As Beverly Silver explains in her amazing book, Forces of Labour, the militancy we see in India, Bangladesh, Egypt and Myanmar has been exported from the relocated textile factories of the US and Europe. In 1912, 20,000 workers in Lawrence Massachusetts faced down the local militia and threw chunks of ice at them in what would become one of the iconic labour disputes of American history.

In 1934 over 300,000 textile workers were on strike in the US, organising flying squadrons, kidnapping strikebreakers and fighting running battles with the police and national guard. Only a couple years earlier in 1932, thousands of textile workers in Stalin's Russia went on strike, rallying in the town centre and attempting to march to the Ivanovo Industrial Region, clashing with the OGPU secret police on the way.

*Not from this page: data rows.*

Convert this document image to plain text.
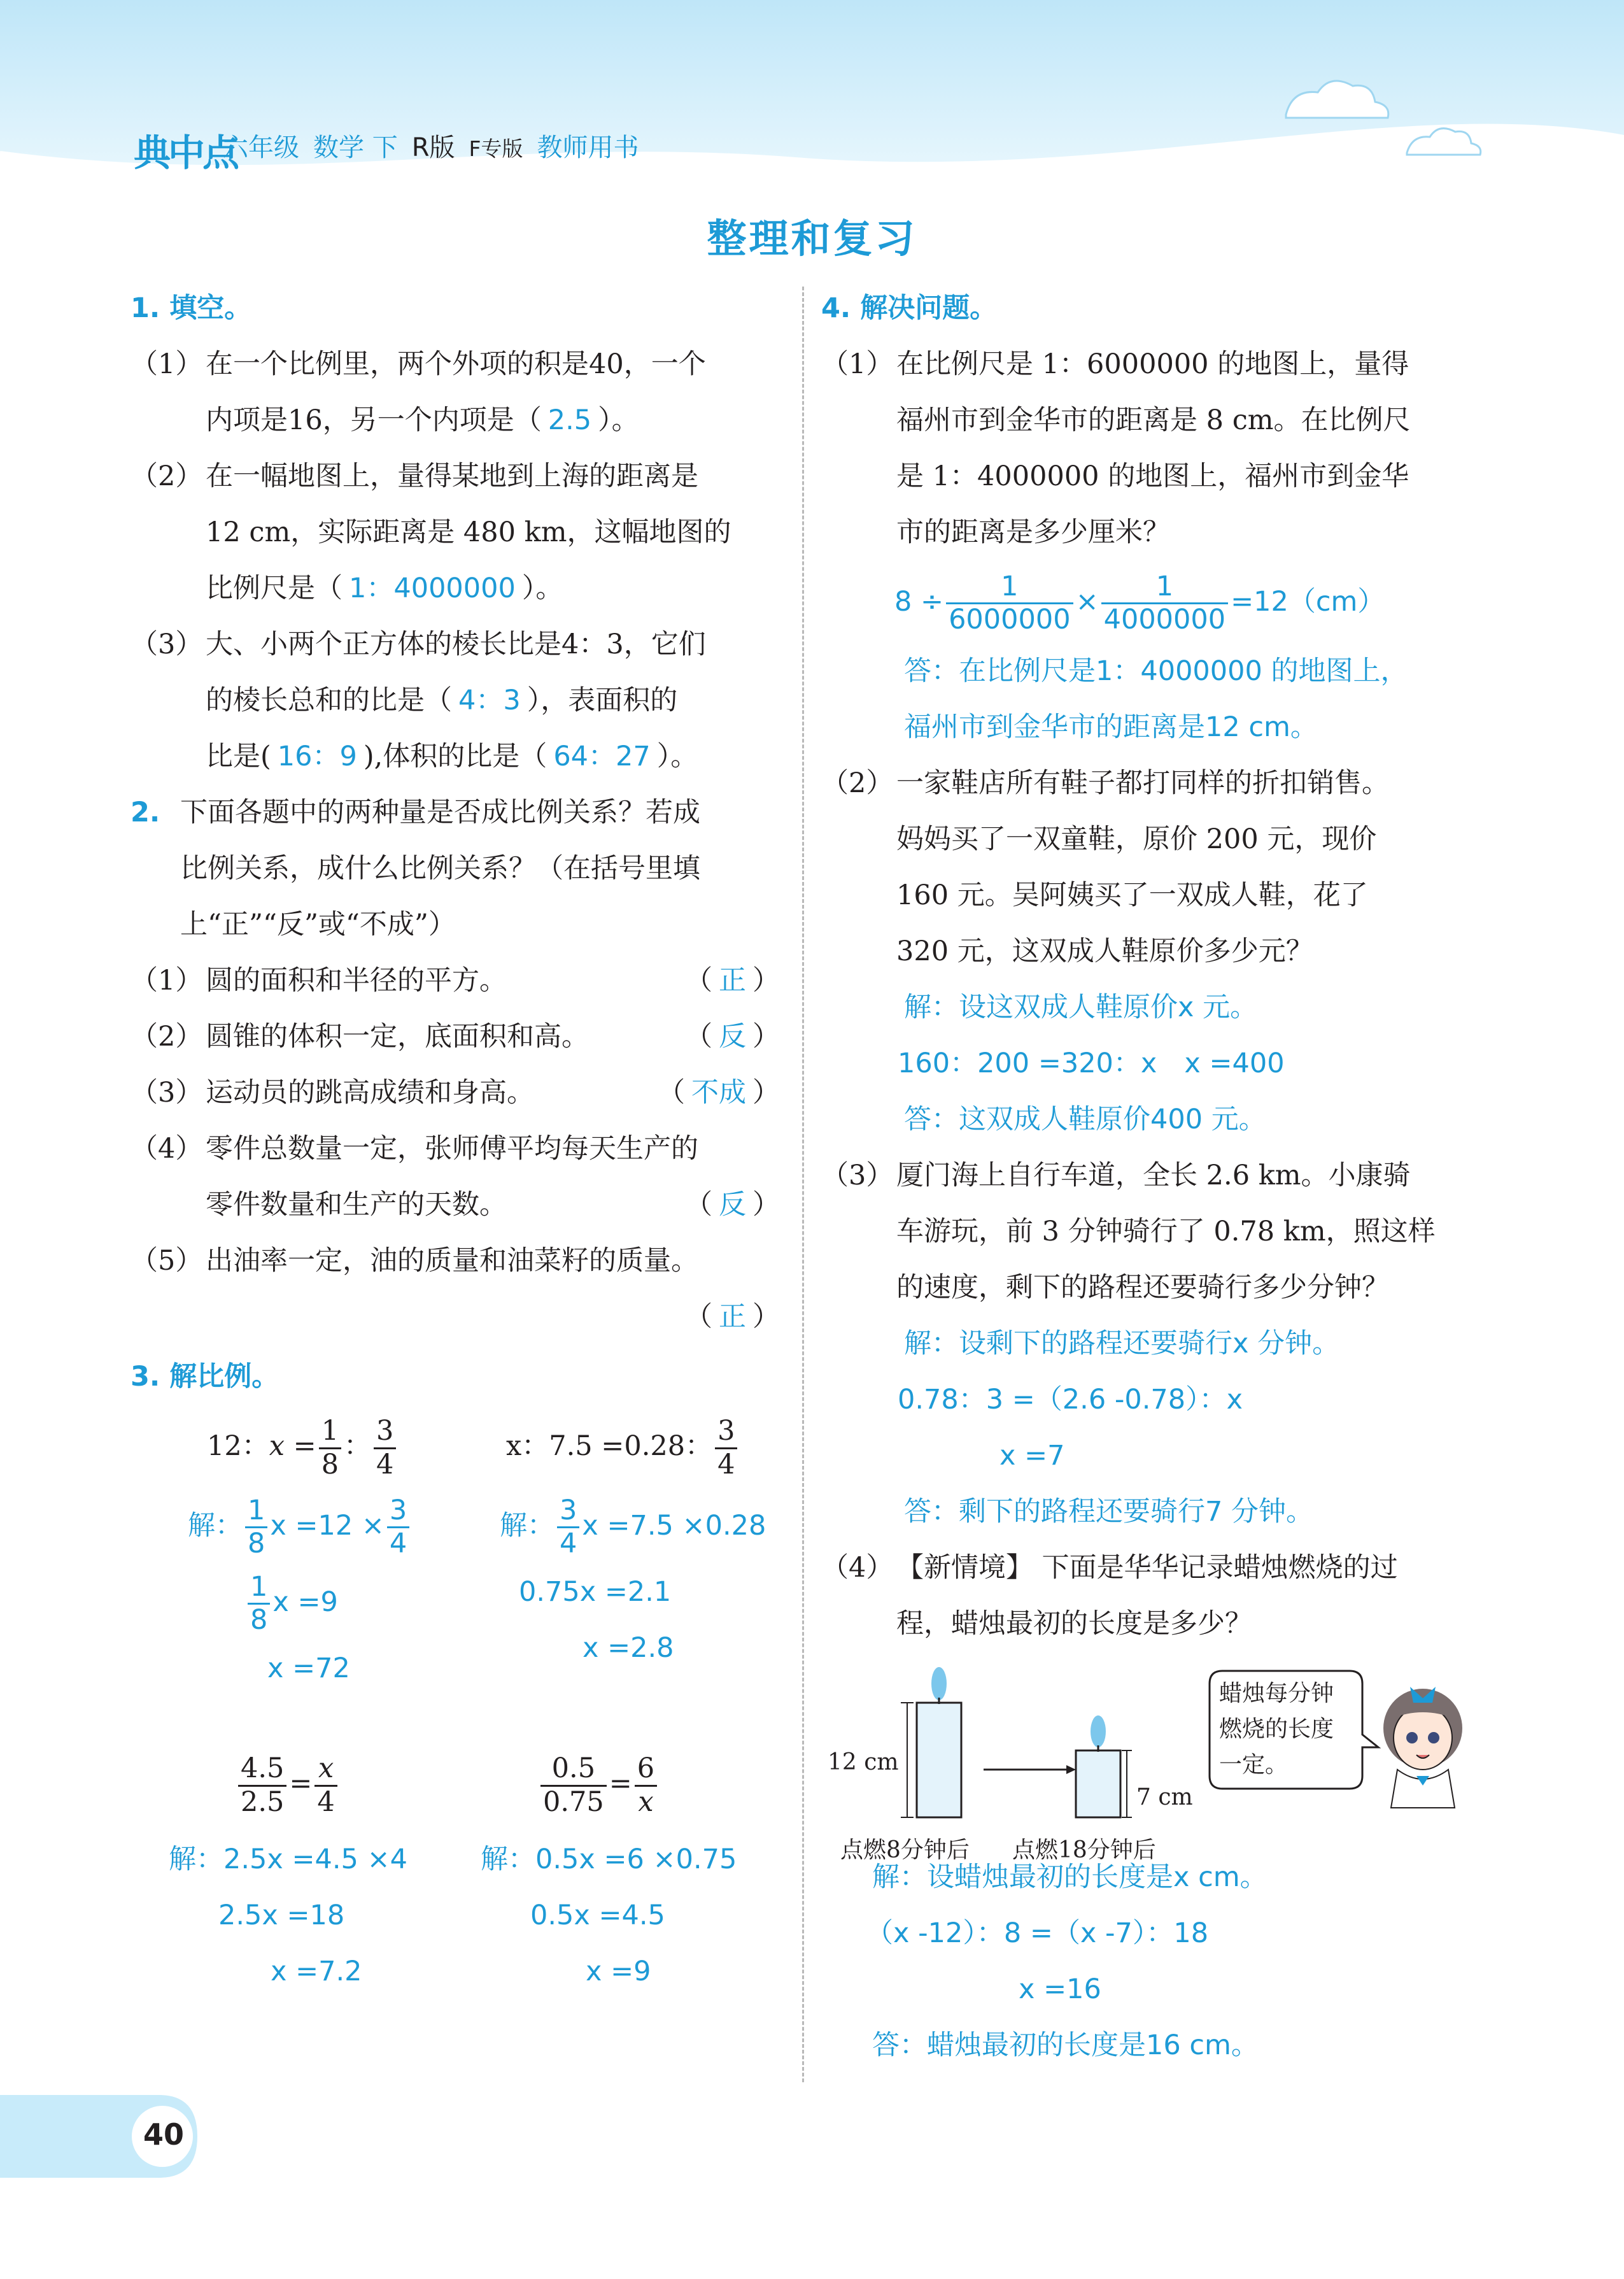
典中点
六年级 数学 下 R版 F专版 教师用书
整理和复习
1. 填空。
（1） 在一个比例里，两个外项的积是40，一个
内项是16，另一个内项是（ 2.5 ）。
（2） 在一幅地图上，量得某地到上海的距离是
12 cm，实际距离是 480 km，这幅地图的
比例尺是（ 1：4000000 ）。
（3） 大、小两个正方体的棱长比是4：3，它们
的棱长总和的比是（ 4：3 ），表面积的
比是( 16：9 ),体积的比是（ 64：27 ）。
2. 下面各题中的两种量是否成比例关系？若成
比例关系，成什么比例关系？（在括号里填
上“正”“反”或“不成”）
（1） 圆的面积和半径的平方。	（ 正 ）
（2） 圆锥的体积一定，底面积和高。	（ 反 ）
（3） 运动员的跳高成绩和身高。	（ 不成 ）
（4） 零件总数量一定，张师傅平均每天生产的
零件数量和生产的天数。	（ 反 ）
（5） 出油率一定，油的质量和油菜籽的质量。
（ 正 ）
3. 解比例。
12：$x = \frac{1}{8}$ ： $\frac{3}{4}$
解： $\frac{1}{8}$ $x =12 \times \frac{3}{4}$
$\frac{1}{8}$ x =9
x =72
x：7.5 =0.28： $\frac{3}{4}$
解： $\frac{3}{4}$ x =7.5 ×0.28
0.75x =2.1
x =2.8
$\frac{4.5}{2.5} = \frac{x}{4}$
解：2.5x =4.5 ×4
2.5x =18
x =7.2
$\frac{0.5}{0.75} = \frac{6}{x}$
解：0.5x =6 ×0.75
0.5x =4.5
x =9
4. 解决问题。
（1） 在比例尺是 1：6000000 的地图上，量得
福州市到金华市的距离是 8 cm。在比例尺
是 1：4000000 的地图上，福州市到金华
市的距离是多少厘米？
$8 \div \frac{1}{6000000} \times \frac{1}{4000000} =12(cm)$
答：在比例尺是1：4000000 的地图上，
福州市到金华市的距离是12 cm。
（2） 一家鞋店所有鞋子都打同样的折扣销售。
妈妈买了一双童鞋，原价 200 元，现价
160 元。吴阿姨买了一双成人鞋，花了
320 元，这双成人鞋原价多少元？
解：设这双成人鞋原价x 元。
160：200 =320：x　x =400
答：这双成人鞋原价400 元。
（3） 厦门海上自行车道，全长 2.6 km。小康骑
车游玩，前 3 分钟骑行了 0.78 km，照这样
的速度，剩下的路程还要骑行多少分钟？
解：设剩下的路程还要骑行x 分钟。
0.78：3 =（2.6 -0.78）：x
x =7
答：剩下的路程还要骑行7 分钟。
（4） 【新情境】 下面是华华记录蜡烛燃烧的过
程，蜡烛最初的长度是多少？
12 cm
7 cm
点燃8分钟后 点燃18分钟后
蜡烛每分钟
燃烧的长度
一定。
解：设蜡烛最初的长度是x cm。
（x -12）：8 =（x -7）：18
x =16
答：蜡烛最初的长度是16 cm。
40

What bosses in the textile industry thought would be a solution to militant working-class movements at home have turned out to be, at best, only temporary solutions. In relocating factories, bosses only relocated worker militancy.

So, to return to the initial point of this blog, the idea that some people knocking things over in a H&M in South Africa are committing some heinous crime against other working-class people is a nonsense. The struggles of garment industry workers are often far more violent and destructive, but are massively overlooked. Stop playing silly respectability politics and start fighting.